Ils sont prescrits aux femmes dans la prise en charge de la ménopause, des troubles menstruels et de l'endométriose. Après l'Androcur, deux médicaments, le Luteran et le Lutényl, ont fait l'objet d'une mise en garde de l'Agence du médicament en février, car ils comporteraient un «nouveau risque possible» de tumeurs cérébrales (ou méningiomes). L'ANSM s'est cependant montrée moins alarmiste que pour l'Androcur, dont l'utilisation est drastiquement encadrée depuis l'année dernière pour les mêmes raisons. Les cas associés à l'utilisation de ces deux médicaments, dérivés de la progestérone, «ne permettent pas de conclure, à ce stade, que les femmes qui [les] utilisent présentent un risque de méningiome plus élevé que celui observé dans la population générale», a souligné l'ANSM.

Pour déterminer si les patientes présentent bel et bien un surrisque de développer un méningiome, une étude va être conduite par une structure d'expertise publique. Une enquête de pharmacovigilance est également en cours. En attendant les résultats, l'ANSM a recommandé aux professionnels de santé (endocrinologues, gynécos, généralistes…) de ne pas les prescrire en cas d'antécédent de méningiome, et d'arrêter immédiatement le traitement en cas de diagnostic de méningiome. Les médecins devront désormais également «prescrire aux doses les plus faibles possible et sur une durée la plus courte possible» ces molécules.
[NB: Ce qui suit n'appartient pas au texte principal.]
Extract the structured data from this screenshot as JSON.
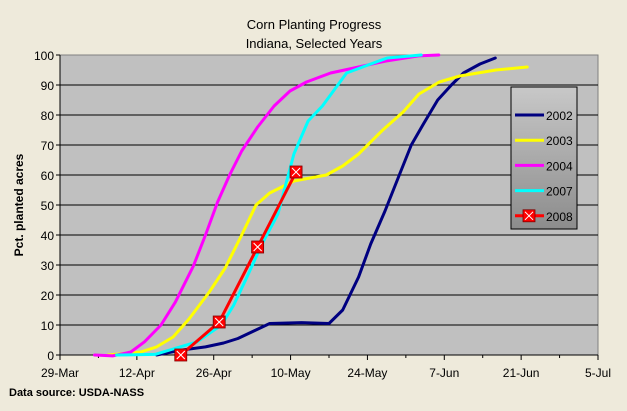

En février, les médecins belges ont dit stop aux certificats de virginité, «inutiles pour la santé» et «sans pertinence scientifique».

Sexisme ordinaire

Pétition contre le catalogue sans femmes d’Ikea

Des meubles, des accessoires, et des hommes. Voilà ce que contenait une série de catalogues Ikea, distribués en Israël en 2017. Le choix délibéré de ne placer ni femme, ni fille dans les pages de la brochure avait fait scandale, et conduit la direction à retirer le catalogue de la circulation. Une pétition a été déposée auprès d'un tribunal de Jérusalem, pour réclamer la validation d'un procès en recours collectif, rapporte Courrier International. «L'exclusion totale des femmes et des filles de ce catalogue renvoie l'idée que les femmes n'ont aucune valeur, et qu'il y a quelque chose qui cloche avec leur présence, y compris dans le foyer», reprochent les plaignantes à la firme suédoise. Elles réclament 4 millions de dollars de dédommagement.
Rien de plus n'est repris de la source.